Cars with fancy characters

    Many “itasha” are created as hobbies, as part of the car owners' individual fan activities related to comic book/video works and characters. Owners express their own secret “love for the characters” using the car as their palette - demonstrating their sense of individuality.
    “Itasha” come in various designs - some cover the whole car, while others just have some parts painted such as the hood, windows and rear bumper. In some cases people have huge decals of their favorite characters printed, carrying out intricate cutting work and sticking them on the bodywork; or place orders with traders to customize their cars.

An “itasha” racing car that expresses its owners love for the character (courtesy of © YAESU Publishing Co., Ltd.)

An “itasha” themed on the popular character Hatsune Miku - with audio equipment installed in the trunk. Some car owners are also cosplayers (courtesy of © YAESU Publishing Co., Ltd.)

Itansha,” “itachari” and “ita-taxi“ are also appearing

    As well as “itasha,” there are also some cases of motorcycles and bicycles also being customized - these are respectively known as “itansha” and “itachari"(”tansha” meaning motorcycle, and“chari”meaning bicyle). The increase in awareness of “itasha” has led to the appearance of some “ita-taxis” that actually carry passengers.
    "Comic Market" is a convention displaying and selling self-publications (fan-zines) of the world's biggest manga, anime, games and other peripheral genres. When it was held, an “ita-taxi” covered in characters drawn by a graphic designer ran near the venue and became a hot topic of conversation. The taxi operating company said that it had started to run the “ita-taxi” based on the idea that "we wanted taxis to become something that young people feel familiar with."

Itansha (courtesy of © YAESU Publishing Co., Ltd.)

An “ita-taxi” attracted attention when it took part in the Nico-Nico Super Convention - a major event based on an off-line meeting of video sites (courtesy of Gojyo-Taxi Co., Ltd)

An “ita-taxi” that you can ride for the same fare as an ordinary taxi (courtesy of Gojyo-Taxi Co., Ltd)

Kurei Kei Chan” - a character from a community site known as "Pronama Broadcasting" (courtesy of Gojyo-Taxi Co., Ltd)

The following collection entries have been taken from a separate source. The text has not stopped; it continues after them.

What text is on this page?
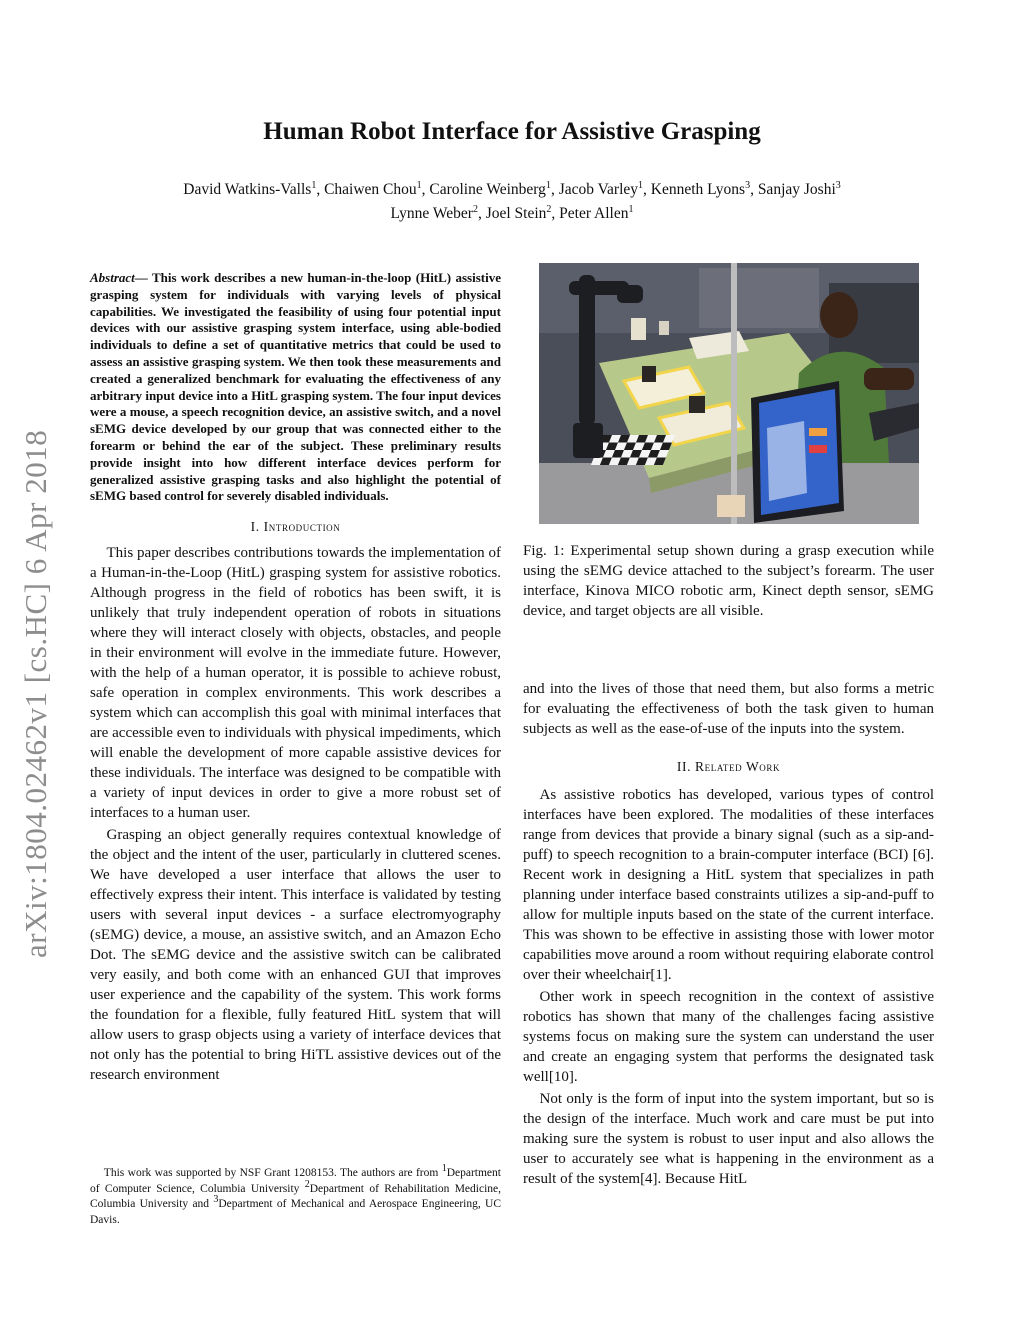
arXiv:1804.02462v1 [cs.HC] 6 Apr 2018
Human Robot Interface for Assistive Grasping

David Watkins-Valls$^1$, Chaiwen Chou$^1$, Caroline Weinberg$^1$, Jacob Varley$^1$, Kenneth Lyons$^3$, Sanjay Joshi$^3$

Lynne Weber$^2$, Joel Stein$^2$, Peter Allen$^1$

Abstract— This work describes a new human-in-the-loop (HitL) assistive grasping system for individuals with varying levels of physical capabilities. We investigated the feasibility of using four potential input devices with our assistive grasping system interface, using able-bodied individuals to define a set of quantitative metrics that could be used to assess an assistive grasping system. We then took these measurements and created a generalized benchmark for evaluating the effectiveness of any arbitrary input device into a HitL grasping system. The four input devices were a mouse, a speech recognition device, an assistive switch, and a novel sEMG device developed by our group that was connected either to the forearm or behind the ear of the subject. These preliminary results provide insight into how different interface devices perform for generalized assistive grasping tasks and also highlight the potential of sEMG based control for severely disabled individuals.

I. Introduction

This paper describes contributions towards the implementation of a Human-in-the-Loop (HitL) grasping system for assistive robotics. Although progress in the field of robotics has been swift, it is unlikely that truly independent operation of robots in situations where they will interact closely with objects, obstacles, and people in their environment will evolve in the immediate future. However, with the help of a human operator, it is possible to achieve robust, safe operation in complex environments. This work describes a system which can accomplish this goal with minimal interfaces that are accessible even to individuals with physical impediments, which will enable the development of more capable assistive devices for these individuals. The interface was designed to be compatible with a variety of input devices in order to give a more robust set of interfaces to a human user.

Grasping an object generally requires contextual knowledge of the object and the intent of the user, particularly in cluttered scenes. We have developed a user interface that allows the user to effectively express their intent. This interface is validated by testing users with several input devices - a surface electromyography (sEMG) device, a mouse, an assistive switch, and an Amazon Echo Dot. The sEMG device and the assistive switch can be calibrated very easily, and both come with an enhanced GUI that improves user experience and the capability of the system. This work forms the foundation for a flexible, fully featured HitL system that will allow users to grasp objects using a variety of interface devices that not only has the potential to bring HiTL assistive devices out of the research environment

This work was supported by NSF Grant 1208153. The authors are from $^1$Department of Computer Science, Columbia University $^2$Department of Rehabilitation Medicine, Columbia University and $^3$Department of Mechanical and Aerospace Engineering, UC Davis.

Fig. 1: Experimental setup shown during a grasp execution while using the sEMG device attached to the subject’s forearm. The user interface, Kinova MICO robotic arm, Kinect depth sensor, sEMG device, and target objects are all visible.

and into the lives of those that need them, but also forms a metric for evaluating the effectiveness of both the task given to human subjects as well as the ease-of-use of the inputs into the system.

II. Related Work

As assistive robotics has developed, various types of control interfaces have been explored. The modalities of these interfaces range from devices that provide a binary signal (such as a sip-and-puff) to speech recognition to a brain-computer interface (BCI) [6]. Recent work in designing a HitL system that specializes in path planning under interface based constraints utilizes a sip-and-puff to allow for multiple inputs based on the state of the current interface. This was shown to be effective in assisting those with lower motor capabilities move around a room without requiring elaborate control over their wheelchair[1].

Other work in speech recognition in the context of assistive robotics has shown that many of the challenges facing assistive systems focus on making sure the system can understand the user and create an engaging system that performs the designated task well[10].

Not only is the form of input into the system important, but so is the design of the interface. Much work and care must be put into making sure the system is robust to user input and also allows the user to accurately see what is happening in the environment as a result of the system[4]. Because HitL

Collaboration with anime voice actors and cosplayers

    In recent years some large-scale exhibitions have been held of “itasha” in collaboration with anime voice actors and cosplayers - events that have caused much excitement. In 2018 some 1,000 unique “itasha” from across Japan gathered at "Odaiba Itasha Tengoku" - the world's largest ever exhibition of itasha held in Tokyo. There was live music on stage, talk shows, ceremonies for awards voted on by visitors to the event etc., and in addition more than 20 companies exhibited their booths, making it an event that attracted attention in terms of both art and business. As well as showing off their own artwork at the event, car owners also enjoyed interacting with the fans. Many people visited to see the “itasha” and take photos and there were also a lot of participants from overseas, including some from America, Russia, Turkey and China etc.

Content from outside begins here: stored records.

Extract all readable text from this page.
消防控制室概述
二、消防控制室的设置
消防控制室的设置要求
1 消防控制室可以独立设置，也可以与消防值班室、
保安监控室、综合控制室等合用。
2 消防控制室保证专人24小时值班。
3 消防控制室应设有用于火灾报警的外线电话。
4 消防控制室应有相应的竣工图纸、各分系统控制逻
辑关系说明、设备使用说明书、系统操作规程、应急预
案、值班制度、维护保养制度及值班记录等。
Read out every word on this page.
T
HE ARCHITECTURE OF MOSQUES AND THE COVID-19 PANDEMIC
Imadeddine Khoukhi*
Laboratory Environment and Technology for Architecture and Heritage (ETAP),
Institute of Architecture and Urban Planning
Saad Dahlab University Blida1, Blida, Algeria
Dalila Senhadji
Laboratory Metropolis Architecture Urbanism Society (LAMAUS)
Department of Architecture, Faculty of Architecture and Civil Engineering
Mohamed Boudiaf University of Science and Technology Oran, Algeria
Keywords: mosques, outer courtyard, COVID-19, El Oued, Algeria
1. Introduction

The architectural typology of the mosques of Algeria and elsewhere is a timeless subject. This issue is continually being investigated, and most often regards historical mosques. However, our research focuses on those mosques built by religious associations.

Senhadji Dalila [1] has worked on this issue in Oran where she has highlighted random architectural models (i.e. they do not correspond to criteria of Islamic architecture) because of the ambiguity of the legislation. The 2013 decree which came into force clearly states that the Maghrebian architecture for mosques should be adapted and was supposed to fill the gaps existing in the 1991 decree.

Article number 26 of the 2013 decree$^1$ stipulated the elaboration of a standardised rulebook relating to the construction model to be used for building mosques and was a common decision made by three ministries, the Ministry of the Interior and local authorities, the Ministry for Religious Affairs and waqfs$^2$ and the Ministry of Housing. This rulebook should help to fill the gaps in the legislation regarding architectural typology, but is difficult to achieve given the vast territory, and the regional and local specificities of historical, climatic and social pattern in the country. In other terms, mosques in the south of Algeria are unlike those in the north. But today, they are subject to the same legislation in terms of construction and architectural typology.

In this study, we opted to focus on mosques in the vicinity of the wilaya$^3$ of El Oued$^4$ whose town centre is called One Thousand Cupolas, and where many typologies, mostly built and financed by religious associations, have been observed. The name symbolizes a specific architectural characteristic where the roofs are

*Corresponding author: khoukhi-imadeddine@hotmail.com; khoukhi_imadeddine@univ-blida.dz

A collection of some 1000 “itasha” at the world's biggest event of its kind (courtesy of © YAESU Publishing Co., Ltd.)

A highly successful “itasha” event in collaboration with cosplayers (courtesy of © YAESU Publishing Co., Ltd.)

Cosplayers from Russia participating in "Odaiba Itasha Tengoku 2018" (courtesy of © YAESU Publishing Co., Ltd.)

    Around 60 “itasha” and “itansha” gathered to meet at "Kawasaki Daishi" - a temple in Kanagawa Prefecture known to attract many visitors who go there to pray to ward off evil (prevent disaster). Owners prayed for traffic safety, were awarded talismen and amulets and also pledged to drive in a courteous manner.

Itasha owners put their hands together to pray for traffic safety with a monk from Kawasaki Daishi (courtesy of: CarPrice)

“Itasha” gathered at an event to pray for traffic safety (courtesy of: CarPrice)

    This type of “itasha” event is not only taking place in Japan but also, in recent years, in Western countries like Germany, Switzerland and the USA etc., as well as in China and Taiwan - with the number of “itasha” enthusiasts outside Japan growing. In the future, “itasha” is likely to become one aspect of the otaku movement that will generate great interest.